Tuesday, November 6, 2012

Interpretive Essays Using Book Characters

I spent Sunday afternoon at Jefferson Point, an outside shopping mall in Fort Wayne.  No big deal, lots of people do that. What made that day's visit special was meeting with two fifth grade teachers from different school districts. The idea was to share ideas from their classrooms...and share they did...for over two  hours on a SUNDAY!  They talked about how they had taught specific genres in writing. They shared work their students had done. And, finally, they shared email addresses so the networking could continue.
 One of the classrooms is finishing up their interpretive essays with characters this week. In this room, the students had posters with a name of a character on each one. They were all from their read-aloud book: because of mr. terupt  by Rob Buyea. The posters were placed around the room. Students were paired with a partner and in their notebooks they were to list characteristices for each character. Then, as partners, they went from poster to poster to add characteristics in marker. After several minutes, they shared the posters.
 
This class could take one of those fiction people  from their read aloud book or pick someone from a former read-aloud or picture book they had read. They could even pick someone from a story in their basal. The essay would have the same format as the personal essays they had just written earlier this month. 

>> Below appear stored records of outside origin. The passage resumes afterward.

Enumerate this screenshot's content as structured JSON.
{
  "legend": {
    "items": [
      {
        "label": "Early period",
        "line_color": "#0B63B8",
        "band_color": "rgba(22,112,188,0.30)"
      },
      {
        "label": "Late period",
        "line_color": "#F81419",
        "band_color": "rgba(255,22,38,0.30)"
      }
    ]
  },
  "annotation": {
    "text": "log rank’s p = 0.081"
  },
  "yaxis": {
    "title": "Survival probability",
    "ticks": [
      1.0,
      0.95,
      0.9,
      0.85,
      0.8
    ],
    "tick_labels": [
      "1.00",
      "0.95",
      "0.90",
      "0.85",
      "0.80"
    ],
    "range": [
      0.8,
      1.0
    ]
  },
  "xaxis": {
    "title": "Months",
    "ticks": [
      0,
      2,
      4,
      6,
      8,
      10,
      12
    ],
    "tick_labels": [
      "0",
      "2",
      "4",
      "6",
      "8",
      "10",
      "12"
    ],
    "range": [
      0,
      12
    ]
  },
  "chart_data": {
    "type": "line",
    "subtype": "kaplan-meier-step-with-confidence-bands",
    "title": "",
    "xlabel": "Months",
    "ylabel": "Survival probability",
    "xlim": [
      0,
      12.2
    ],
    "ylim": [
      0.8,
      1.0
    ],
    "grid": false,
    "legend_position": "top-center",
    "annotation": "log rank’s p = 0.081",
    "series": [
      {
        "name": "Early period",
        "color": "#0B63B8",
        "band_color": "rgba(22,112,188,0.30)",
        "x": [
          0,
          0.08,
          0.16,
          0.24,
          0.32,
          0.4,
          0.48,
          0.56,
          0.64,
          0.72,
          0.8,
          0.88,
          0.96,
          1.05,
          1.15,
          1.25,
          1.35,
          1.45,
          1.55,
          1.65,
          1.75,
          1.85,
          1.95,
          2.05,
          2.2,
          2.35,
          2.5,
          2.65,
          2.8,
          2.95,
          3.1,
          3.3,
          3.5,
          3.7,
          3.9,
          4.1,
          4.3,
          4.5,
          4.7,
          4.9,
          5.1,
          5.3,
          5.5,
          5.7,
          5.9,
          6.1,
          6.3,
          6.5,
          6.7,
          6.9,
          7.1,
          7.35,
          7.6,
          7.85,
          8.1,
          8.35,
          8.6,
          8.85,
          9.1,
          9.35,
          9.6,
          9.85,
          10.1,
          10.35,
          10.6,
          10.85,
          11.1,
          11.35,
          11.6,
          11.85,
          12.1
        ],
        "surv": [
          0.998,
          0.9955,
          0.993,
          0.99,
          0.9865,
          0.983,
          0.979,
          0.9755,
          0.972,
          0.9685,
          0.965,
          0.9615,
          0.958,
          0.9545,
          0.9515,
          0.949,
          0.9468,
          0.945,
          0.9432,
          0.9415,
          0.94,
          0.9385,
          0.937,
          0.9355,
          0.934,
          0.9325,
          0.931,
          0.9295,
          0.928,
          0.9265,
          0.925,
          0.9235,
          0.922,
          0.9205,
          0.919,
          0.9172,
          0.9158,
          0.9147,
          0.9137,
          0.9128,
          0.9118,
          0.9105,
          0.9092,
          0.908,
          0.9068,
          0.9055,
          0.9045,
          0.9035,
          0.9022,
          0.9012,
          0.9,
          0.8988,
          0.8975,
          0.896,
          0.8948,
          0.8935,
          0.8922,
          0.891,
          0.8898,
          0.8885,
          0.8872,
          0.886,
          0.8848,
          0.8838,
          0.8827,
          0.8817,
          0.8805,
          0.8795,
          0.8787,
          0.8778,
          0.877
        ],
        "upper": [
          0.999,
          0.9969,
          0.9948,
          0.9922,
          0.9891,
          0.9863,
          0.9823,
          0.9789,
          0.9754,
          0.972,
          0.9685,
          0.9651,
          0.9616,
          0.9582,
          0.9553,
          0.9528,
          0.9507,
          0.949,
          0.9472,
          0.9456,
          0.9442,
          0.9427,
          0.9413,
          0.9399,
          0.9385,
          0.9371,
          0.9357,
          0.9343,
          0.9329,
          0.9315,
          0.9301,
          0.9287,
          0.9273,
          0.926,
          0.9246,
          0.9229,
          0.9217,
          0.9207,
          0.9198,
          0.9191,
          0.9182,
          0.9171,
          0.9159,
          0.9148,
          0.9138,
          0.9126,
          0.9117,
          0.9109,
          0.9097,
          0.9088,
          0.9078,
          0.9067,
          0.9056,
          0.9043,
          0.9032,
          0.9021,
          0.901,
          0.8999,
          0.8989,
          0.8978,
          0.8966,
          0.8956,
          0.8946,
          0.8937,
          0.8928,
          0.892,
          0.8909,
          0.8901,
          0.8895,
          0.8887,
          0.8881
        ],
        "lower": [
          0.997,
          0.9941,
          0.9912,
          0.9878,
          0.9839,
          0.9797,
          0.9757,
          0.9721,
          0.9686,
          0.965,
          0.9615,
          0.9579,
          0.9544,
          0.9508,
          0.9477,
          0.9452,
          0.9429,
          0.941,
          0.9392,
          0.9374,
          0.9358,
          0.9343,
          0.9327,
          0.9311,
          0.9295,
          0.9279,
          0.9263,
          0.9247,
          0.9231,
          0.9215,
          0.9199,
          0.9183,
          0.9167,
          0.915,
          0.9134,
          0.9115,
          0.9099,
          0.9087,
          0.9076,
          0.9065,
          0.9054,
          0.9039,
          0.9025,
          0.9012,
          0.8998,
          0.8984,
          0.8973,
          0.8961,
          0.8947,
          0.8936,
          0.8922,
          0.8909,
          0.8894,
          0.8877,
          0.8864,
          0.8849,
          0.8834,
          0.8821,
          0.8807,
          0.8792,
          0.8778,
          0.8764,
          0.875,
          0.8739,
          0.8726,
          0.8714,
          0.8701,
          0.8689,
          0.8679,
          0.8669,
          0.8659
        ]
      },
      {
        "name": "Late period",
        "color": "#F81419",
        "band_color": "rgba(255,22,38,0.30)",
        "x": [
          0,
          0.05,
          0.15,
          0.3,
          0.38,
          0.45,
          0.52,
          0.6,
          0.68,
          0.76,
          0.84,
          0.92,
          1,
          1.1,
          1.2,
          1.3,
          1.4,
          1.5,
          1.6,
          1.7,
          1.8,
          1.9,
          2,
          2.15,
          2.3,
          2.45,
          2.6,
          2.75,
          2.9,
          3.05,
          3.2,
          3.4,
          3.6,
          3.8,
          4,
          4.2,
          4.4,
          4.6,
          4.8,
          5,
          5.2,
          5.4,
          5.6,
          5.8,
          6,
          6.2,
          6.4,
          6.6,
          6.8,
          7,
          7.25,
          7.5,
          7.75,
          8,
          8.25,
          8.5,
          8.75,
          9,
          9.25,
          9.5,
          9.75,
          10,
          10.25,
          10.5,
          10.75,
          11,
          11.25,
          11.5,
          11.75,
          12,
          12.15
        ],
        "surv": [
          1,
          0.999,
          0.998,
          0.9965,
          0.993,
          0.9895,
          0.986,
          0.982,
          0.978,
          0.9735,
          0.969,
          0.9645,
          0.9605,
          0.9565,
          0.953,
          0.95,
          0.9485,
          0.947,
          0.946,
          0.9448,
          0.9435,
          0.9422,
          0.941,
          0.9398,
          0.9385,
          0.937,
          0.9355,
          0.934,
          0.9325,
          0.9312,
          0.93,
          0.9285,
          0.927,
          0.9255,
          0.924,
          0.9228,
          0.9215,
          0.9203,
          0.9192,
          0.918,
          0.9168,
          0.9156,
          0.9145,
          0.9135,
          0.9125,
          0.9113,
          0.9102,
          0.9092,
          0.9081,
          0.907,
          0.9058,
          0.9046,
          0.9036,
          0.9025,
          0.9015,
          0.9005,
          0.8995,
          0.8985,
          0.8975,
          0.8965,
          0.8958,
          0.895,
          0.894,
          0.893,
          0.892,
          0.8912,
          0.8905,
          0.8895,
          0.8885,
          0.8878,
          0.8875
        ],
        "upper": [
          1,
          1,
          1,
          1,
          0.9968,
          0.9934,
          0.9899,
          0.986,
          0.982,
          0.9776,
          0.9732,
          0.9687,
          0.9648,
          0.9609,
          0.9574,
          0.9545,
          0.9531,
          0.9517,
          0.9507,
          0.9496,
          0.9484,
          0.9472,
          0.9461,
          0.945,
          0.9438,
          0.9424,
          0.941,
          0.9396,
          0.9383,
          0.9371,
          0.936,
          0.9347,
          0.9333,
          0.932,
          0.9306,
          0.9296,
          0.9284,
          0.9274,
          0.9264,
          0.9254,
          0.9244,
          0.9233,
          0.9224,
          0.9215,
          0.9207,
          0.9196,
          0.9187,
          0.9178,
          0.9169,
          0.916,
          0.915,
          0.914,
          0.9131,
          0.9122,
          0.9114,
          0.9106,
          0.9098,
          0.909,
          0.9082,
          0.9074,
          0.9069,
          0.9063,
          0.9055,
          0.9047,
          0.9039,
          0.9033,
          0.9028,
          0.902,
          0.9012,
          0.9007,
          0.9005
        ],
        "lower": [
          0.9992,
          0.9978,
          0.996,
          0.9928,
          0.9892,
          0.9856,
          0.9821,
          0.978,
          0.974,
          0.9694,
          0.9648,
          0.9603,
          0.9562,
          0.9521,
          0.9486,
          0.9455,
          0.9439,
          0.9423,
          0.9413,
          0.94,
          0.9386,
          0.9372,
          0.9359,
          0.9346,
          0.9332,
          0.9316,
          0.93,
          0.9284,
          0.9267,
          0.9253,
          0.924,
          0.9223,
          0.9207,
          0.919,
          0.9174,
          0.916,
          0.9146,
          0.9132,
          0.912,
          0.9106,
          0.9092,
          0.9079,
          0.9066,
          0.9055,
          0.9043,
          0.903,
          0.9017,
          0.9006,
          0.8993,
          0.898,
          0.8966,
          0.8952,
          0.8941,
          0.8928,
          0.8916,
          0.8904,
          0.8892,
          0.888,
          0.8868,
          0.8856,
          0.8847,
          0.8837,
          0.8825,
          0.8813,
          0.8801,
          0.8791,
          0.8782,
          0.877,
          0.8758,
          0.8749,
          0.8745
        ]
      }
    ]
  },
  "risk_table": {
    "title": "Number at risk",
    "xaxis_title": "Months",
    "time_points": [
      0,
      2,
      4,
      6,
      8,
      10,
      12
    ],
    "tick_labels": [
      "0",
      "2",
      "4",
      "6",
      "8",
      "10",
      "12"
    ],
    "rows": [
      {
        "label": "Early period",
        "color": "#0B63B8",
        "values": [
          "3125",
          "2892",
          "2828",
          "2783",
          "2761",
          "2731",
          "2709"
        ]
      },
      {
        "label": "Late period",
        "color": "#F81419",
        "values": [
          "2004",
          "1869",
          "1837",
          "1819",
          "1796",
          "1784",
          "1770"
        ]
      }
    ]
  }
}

The students picked a thesis statement for their character. But first, the whole class made a list of possible statements for several of the read-aloud characters. Students could use one of those or do their own for their character. Remember, it didn't have to be from this book!

As the students finished their pieces, they would check the rubric to be sure they had completed every area. At the end of writing time, everyone sat in a huge circle. They each shared what character they had written about and from what book. How exciting it was to hear students speak confidently about writing in such an important genre!